To showcase the refinement of these products -- or perhaps to justify the cost -- the makers of luxury candles have created a theatrical retail experience that begins with the names. Whereas inexpensive candles tend to have prosaic, literal monikers like pine tree or vanilla, their luxury counterparts sound cosmopolitan (Abd el Kader, Monte Carlo) and have evocative descriptions, like this one for the $150 Forget Everything But Me candle from the olfactory branding firm 12.29: "an unbridled tenderness that slips through the fingers and vanishes in a scented breath."

And like jewels, these candles are displayed inside glass bell jars. To select one, you don't do a quick sniff and plop it in your cart, as if you were shopping at Big Lots. Rather, you lift the domed jar and breathe the air trapped inside.

It is a ritual that calls to mind wine-tasting, and it is used at Le Labo and Diptyque, as well as Bergdorf Goodman in New York, where the home department is a cornucopia of luxury candles.

Julien Pruvost, managing director of Cire Trudon, said his company had created the ritual at its Paris shop.

"We invented that presentation for candles," he said. "Not only does it look nice, but it keeps dust off the sample."

At home, I did my best to continue the rituals. I felt confident that I knew how to light a candle.

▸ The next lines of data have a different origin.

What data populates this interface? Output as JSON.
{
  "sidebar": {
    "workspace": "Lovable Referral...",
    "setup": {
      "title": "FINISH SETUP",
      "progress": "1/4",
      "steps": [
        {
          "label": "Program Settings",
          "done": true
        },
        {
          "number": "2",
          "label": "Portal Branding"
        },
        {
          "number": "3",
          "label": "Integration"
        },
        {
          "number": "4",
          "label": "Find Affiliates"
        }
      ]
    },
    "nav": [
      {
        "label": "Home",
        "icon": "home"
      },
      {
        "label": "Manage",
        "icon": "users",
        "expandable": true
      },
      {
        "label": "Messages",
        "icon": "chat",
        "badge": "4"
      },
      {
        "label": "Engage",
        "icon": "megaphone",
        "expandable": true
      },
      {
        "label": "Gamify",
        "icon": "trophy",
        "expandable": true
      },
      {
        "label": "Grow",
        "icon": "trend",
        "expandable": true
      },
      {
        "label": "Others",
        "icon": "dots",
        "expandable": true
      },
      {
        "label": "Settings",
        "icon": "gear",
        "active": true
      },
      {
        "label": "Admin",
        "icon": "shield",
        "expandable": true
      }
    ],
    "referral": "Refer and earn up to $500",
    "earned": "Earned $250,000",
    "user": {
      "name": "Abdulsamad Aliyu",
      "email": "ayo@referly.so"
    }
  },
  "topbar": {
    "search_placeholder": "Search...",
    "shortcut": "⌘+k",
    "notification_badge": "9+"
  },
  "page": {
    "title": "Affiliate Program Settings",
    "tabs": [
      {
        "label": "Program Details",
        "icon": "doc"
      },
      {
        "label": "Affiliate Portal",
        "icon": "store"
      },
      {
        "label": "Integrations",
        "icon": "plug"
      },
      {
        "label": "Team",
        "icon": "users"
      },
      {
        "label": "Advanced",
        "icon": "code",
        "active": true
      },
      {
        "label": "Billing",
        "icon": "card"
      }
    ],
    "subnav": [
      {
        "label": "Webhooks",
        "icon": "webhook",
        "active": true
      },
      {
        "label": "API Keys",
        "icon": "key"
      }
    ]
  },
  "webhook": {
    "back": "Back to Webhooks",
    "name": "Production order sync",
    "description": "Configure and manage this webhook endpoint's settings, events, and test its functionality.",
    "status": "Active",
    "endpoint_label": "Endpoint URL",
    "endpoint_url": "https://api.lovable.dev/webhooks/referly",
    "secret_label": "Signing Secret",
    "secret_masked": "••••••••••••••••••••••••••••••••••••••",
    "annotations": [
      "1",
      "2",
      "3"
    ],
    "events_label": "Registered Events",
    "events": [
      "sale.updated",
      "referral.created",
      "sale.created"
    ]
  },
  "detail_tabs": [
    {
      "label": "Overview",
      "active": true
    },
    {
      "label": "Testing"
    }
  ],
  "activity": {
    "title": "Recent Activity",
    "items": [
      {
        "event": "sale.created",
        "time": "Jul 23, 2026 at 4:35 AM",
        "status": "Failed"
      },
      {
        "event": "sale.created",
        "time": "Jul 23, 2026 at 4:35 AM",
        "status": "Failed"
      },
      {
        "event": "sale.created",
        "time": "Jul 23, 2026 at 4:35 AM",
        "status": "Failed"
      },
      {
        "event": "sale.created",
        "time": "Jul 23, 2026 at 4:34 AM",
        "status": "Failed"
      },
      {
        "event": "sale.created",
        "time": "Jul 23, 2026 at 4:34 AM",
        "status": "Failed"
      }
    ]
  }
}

Yet several of the ones I bought to sample, including those from Diptyque, Cire Trudon and Carrière Frères, came with instruction booklets.

Considering the cost-to-burn-time ratio could be $1.50 an hour, according to my calculations, it seemed wise to read them before I began.

For best results, they all said with slight variations, I was to melt the surface wax all the way across on the first burn. In successive uses, it was important not to let the candle burn for more than two to three hours, to keep the wick cut short with a wick trimmer and to reposition stray wicks so they were standing upright.